En «De civitate Dei», Agustín de Hipona se preguntaba qué
distingue al Estado de «una banda de ladrones a gran escala» si no es un
sentido de la justicia y del Derecho. Muchos siglos más tarde, la filósofa
alemana Hannah Arendt se planteó cuestiones similares en »Verdad y mentira en
la política». El volumen reúne dos ensayos que se vertebran en torno a la
peliaguda relación entre verdad y mentira en el uso del poder. Arendt sabe que,
hoy como ayer, «el hombre que dice la verdad pone su vida en peligro»; pero
tampoco ignora que una política desligada de la verdad se corrompe desde dentro
y termina convirtiendo al Estado en una maquinaria que destruye el Derecho.
Hannah Arendt piensa sobre todo en los efectos perversos de
los totalitarismos del siglo XX, aunque en realidad su crítica resulta
inseparable del ámbito de la política y del poder concebidos en su totalidad.
La filósofa distingue entre una verdad puramente racional y otra que se
corresponde con los hechos: la denominada «verdad factual», que incide
directamente en la política al relacionarse con la opinión.
«Los hechos y las opiniones -subraya Arendt-, aunque deben
mantenerse separados, no son antagónicos; pertenecen al mismo campo. Los hechos
dan forma a las opiniones, y las opiniones, inspiradas por pasiones e intereses
diversos, pueden divergir ampliamente y aun así ser legítimas mientras respeten
la verdad factual. La libertad de opinión es una farsa si no se garantiza la
información objetiva y no se aceptan los hechos mismos». El correcto funcionamiento de la democracia exige proteger
la verdad de los hechos frente a la fuerza persuasiva de la falsedad y la
intoxicación.
Si el primero de los ensayos del libro reivindica el valor
de la verdad en política, el segundo se centra en el impacto de la mentira
sobre el cuerpo social. Las variantes modernas de la mentira, por supuesto, son
múltiples, pero Arendt se centra especialmente en dos: las que surgen como
consecuencia del trabajo de los profesionales de la relaciones públicas -y que,
en el fondo, responden a una concepción meramente publicitaria de la
democracia-; y, por otro lado, las que construyen a diario los llamados
«expertos».
Es a estos -profesores universitarios, altos funcionarios,
analistas de «think tanks»- a los que la filósofa alemana acusa de caer en una
especie de arrogancia fatal que los conduce a confundir la verdad con sus
intereses ideológicos y la realidad con el amor por la abstracción. Y asimismo
les recrimina otra presunción aún peor: la de querer amoldar el mundo a la
teoría, lo posible a lo utópico, los hechos a las creencias. Al final, como un
correlato lógico, el poder pretende apropiarse de la conciencia de los hombres:
no sólo de nuestro presente o del futuro, sino también del pasado, que debe
reescribirse continuamente.
La libertad se anuda al desenmascaramiento de la mentira.

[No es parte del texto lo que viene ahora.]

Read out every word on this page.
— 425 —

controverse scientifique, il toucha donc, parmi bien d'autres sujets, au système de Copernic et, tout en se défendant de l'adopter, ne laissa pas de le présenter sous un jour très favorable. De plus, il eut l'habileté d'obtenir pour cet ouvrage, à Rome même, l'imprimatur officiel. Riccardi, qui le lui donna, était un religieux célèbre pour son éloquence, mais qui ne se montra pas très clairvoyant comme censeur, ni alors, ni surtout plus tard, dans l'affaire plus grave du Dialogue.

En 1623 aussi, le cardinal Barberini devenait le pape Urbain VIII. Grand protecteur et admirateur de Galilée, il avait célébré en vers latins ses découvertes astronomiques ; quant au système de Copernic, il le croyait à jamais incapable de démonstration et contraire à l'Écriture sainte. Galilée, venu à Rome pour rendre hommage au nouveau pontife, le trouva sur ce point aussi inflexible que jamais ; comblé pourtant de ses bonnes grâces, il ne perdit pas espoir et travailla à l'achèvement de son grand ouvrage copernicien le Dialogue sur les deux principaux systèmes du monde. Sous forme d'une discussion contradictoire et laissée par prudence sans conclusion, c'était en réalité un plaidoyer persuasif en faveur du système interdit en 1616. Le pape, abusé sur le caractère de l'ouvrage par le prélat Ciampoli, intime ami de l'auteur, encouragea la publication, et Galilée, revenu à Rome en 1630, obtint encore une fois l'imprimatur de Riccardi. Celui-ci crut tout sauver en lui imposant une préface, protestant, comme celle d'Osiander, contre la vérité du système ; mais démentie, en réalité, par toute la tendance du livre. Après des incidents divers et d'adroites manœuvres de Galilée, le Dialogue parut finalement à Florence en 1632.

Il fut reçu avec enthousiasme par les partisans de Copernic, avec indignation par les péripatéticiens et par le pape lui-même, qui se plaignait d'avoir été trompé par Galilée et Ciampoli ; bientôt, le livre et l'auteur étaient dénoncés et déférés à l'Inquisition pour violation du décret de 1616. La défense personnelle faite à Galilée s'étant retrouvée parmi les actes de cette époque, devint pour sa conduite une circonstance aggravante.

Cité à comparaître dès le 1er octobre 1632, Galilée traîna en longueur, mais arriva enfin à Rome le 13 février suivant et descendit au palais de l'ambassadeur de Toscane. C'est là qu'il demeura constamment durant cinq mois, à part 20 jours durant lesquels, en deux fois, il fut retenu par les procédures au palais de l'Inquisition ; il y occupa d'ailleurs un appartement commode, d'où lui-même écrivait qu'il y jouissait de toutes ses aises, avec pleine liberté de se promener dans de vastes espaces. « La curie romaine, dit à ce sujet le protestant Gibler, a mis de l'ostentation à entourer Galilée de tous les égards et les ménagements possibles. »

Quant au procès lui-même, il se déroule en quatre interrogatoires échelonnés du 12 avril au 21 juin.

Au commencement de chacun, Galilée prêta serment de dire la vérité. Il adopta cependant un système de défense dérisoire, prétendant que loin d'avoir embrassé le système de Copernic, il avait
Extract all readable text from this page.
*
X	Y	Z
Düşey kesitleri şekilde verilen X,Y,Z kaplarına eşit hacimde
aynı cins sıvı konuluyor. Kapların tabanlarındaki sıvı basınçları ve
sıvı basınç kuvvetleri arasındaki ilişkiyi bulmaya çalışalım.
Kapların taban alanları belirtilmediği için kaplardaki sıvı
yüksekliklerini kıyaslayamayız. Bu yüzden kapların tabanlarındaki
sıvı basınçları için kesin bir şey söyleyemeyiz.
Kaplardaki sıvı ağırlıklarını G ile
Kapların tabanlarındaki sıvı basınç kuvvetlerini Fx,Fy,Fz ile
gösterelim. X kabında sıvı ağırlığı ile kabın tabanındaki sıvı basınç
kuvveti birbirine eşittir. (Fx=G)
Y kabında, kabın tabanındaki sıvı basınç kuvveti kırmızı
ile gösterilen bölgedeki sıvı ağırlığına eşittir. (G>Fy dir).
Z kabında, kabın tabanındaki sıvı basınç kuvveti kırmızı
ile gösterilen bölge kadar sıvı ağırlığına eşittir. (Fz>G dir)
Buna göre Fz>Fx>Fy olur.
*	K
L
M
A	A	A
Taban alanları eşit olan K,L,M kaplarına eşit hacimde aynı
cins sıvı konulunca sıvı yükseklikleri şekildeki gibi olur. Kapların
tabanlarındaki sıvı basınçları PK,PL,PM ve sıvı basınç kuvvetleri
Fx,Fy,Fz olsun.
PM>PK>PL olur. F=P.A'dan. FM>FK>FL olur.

Las verdades factuales pueden ser -y de hecho son- frágiles, pero el engaño
termina retrocediendo siempre ante la realidad. De modo que la única garantía
que tiene una democracia para perdurar pasa por reconocer su vinculación
necesaria con la verdad y con la libertad. Lo contrario convierte a los Estados
y a los gobiernos en poco más que una banda de malhechores.